Net als de christenen proberen de moslims hun geloof zo veel mogelijk te verspreiden en zoveel mogelijk gebied te veroveren. Jeruzalem wordt zelfs door de moslims verovert. De christenen zijn hier natuurlijk niet blij mee en daarom roept de paus op tot oorlog. Vanaf 1096 vindt de eerste oorlog om Jeruzalem plaats, daarna zullen er nog vele van deze kruistochten volgen.
Opdracht 6:
Kopieer het schema naar je Word-document en geef een uitleg van de begrippen.
Moslims
Bijbel
Koran
de vijf zuilen van de islam
Bedevaart
Kruistochten
Opdracht 7:
Klik op de onderstaande link, bekijk het filmpje en noteer de antwoorden van de vragen in je Word-document.
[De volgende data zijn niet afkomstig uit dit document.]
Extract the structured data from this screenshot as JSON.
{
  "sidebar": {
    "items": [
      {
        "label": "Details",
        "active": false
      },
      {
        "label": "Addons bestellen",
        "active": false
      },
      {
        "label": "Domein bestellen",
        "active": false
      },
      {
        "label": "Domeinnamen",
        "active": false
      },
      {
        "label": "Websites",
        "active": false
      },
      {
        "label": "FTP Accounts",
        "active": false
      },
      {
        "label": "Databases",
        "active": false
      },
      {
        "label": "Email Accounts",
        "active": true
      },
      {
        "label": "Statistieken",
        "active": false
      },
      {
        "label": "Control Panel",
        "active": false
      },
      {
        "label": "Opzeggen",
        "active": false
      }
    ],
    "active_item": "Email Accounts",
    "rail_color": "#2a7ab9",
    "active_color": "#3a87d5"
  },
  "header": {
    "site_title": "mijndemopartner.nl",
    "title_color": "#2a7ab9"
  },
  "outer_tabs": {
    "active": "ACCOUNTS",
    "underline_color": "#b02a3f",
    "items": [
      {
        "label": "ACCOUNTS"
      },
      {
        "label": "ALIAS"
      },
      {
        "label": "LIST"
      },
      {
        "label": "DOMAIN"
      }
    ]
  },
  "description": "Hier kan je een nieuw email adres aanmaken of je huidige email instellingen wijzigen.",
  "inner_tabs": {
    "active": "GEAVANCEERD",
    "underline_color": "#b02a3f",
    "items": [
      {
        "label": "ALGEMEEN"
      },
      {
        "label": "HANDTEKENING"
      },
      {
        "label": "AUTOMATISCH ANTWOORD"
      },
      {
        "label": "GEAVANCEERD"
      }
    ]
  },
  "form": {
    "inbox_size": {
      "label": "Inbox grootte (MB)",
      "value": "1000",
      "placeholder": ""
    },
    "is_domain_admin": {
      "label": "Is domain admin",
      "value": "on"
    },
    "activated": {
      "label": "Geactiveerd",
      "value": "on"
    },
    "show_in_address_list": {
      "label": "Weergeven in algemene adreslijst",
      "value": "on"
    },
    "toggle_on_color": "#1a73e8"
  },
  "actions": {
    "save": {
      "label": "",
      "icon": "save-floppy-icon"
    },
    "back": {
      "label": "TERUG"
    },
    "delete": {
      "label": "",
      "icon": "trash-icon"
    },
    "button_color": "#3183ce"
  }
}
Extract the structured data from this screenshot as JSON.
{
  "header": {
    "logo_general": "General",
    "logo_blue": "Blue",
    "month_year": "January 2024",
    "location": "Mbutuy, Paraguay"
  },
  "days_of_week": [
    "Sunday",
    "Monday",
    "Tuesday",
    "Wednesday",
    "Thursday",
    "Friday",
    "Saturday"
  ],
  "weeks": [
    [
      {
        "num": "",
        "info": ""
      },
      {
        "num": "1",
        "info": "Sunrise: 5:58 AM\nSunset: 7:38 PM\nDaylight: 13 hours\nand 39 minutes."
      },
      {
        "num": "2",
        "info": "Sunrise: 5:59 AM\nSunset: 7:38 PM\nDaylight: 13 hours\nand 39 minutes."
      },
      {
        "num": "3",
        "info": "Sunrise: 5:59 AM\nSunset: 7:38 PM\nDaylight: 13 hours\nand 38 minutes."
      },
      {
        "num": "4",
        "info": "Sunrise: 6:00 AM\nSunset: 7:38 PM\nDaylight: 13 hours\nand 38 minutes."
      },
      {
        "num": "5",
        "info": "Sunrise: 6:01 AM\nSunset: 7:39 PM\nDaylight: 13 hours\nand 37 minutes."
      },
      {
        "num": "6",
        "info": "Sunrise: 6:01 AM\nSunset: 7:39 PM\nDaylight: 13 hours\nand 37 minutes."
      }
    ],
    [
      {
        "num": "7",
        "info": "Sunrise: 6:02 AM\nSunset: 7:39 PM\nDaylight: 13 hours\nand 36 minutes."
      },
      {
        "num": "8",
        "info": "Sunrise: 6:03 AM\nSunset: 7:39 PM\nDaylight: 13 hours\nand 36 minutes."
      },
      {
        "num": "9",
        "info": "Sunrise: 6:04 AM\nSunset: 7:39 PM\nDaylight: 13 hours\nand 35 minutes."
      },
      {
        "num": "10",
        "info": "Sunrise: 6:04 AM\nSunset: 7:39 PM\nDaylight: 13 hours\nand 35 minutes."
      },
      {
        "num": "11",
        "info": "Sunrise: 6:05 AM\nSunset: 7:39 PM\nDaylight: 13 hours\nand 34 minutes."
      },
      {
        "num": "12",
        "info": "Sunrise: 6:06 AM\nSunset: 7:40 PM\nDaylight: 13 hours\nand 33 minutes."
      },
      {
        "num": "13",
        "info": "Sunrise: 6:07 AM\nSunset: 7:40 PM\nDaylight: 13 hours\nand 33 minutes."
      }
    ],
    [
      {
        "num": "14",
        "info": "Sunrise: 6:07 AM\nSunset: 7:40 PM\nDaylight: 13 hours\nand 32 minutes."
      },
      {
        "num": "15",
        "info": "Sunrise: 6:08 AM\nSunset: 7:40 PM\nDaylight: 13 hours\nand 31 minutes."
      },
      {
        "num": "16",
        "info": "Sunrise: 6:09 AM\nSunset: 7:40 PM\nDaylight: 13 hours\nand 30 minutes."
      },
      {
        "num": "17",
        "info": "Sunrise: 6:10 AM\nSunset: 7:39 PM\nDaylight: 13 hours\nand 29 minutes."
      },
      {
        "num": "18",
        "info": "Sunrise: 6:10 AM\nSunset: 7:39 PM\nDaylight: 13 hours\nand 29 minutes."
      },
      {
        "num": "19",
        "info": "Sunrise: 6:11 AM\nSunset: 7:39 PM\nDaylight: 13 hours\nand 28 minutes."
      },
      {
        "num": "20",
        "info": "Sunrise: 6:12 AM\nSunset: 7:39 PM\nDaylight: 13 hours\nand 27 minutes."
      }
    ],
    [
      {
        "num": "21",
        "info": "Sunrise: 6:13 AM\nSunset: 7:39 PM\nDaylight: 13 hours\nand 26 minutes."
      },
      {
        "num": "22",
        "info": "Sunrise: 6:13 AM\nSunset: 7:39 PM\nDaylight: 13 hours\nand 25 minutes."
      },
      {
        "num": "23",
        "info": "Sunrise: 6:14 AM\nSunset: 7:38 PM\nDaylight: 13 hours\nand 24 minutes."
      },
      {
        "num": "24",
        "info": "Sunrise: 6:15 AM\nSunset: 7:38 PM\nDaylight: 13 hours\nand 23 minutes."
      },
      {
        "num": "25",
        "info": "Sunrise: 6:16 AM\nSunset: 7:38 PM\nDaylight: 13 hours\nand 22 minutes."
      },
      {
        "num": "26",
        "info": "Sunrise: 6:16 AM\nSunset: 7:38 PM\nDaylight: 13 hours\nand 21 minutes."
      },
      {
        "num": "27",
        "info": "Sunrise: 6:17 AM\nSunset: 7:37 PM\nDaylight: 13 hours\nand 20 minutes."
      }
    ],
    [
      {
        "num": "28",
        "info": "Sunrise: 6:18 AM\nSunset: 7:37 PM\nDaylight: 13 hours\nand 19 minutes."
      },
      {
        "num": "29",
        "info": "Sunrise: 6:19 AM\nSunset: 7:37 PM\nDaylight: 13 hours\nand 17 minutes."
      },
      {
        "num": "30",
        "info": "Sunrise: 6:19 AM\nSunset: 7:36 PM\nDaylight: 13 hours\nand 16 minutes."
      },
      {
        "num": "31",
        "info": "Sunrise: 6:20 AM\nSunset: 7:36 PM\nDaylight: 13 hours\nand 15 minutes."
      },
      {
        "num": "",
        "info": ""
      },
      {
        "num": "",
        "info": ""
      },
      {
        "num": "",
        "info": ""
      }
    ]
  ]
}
c. Wat is een belangrijke regel in een gebedshuis?
d. Hoe zit het met de vrouwen?
e. Hoe noemen de moslims iemand die het gebed leidt/voorleest?
Opdracht 8:
Hier onder staat een schema over het christendom en de islam, kopieer deze naar je Word-document en vul hem in.
Christendom
Islam
God
Profeet
Boek
Stad
Gebedshuis
4. Het ontstaan van nederzettingen
Het begin van de Middeleeuwen leefden de mensen in een onzekere tijd, er waren vaak hongersnoden en oorlog. De boeren zochten bescherming bij de mensen van adel en werden horigen. Rond het jaar 1000 begint deze situatie te veranderen, dit komt door een aantal veranderingen:
Het drieslagstelsel werd uitgevonden. Dit houdt in dat de boer zijn land in drie stukken verdeelt. Eén deel gebruikt de boer van zomergraan, een ander deel voor wintergraan en het derde deel lag braak. Als een stuk land braak ligt dan wordt hier niets mee gedaan, zodat het kan herstellen. Dit wisselt zich elk jaar af. Dit zorgde voor meer oogst.
Men kwam er achter dat als je uitwerpselen van de dieren op het land strooiden, het land meer vruchtbaar werd. Dit zorgde voor meer oogst.
De keerploeg werd uitgevonden, deze ploeg kon dieper in de grond komen waardoor het zaaigoed dieper kwam te liggen en beter beschermd was tegen kou en droogte. Daarnaast werd de ploeg van ijzer gemaakt, in plaats van hout, hierdoor was de ploeg sterker. Ook dit zorgde voor meer oogst.
Deze verbeteringen zorgden voor meer oogst, hierdoor kwam er een productieoverschot. Er was meer dan genoeg eten om van te leven. Hierdoor kwamen er minder mensen om door hongersnood en kon de bevolking groeien. Er kwamen zelfs zoveel mensen dat niet genoeg werk was in het boerenleven. Veel boeren werden er op uit gestuurd om woeste gronden te ontginnen. Veel land in de Middeleeuwen was niet bewoonbaar, dit waren moerassen en bossen. Het bewoonbaar maken van deze stukken noem je ontginnen.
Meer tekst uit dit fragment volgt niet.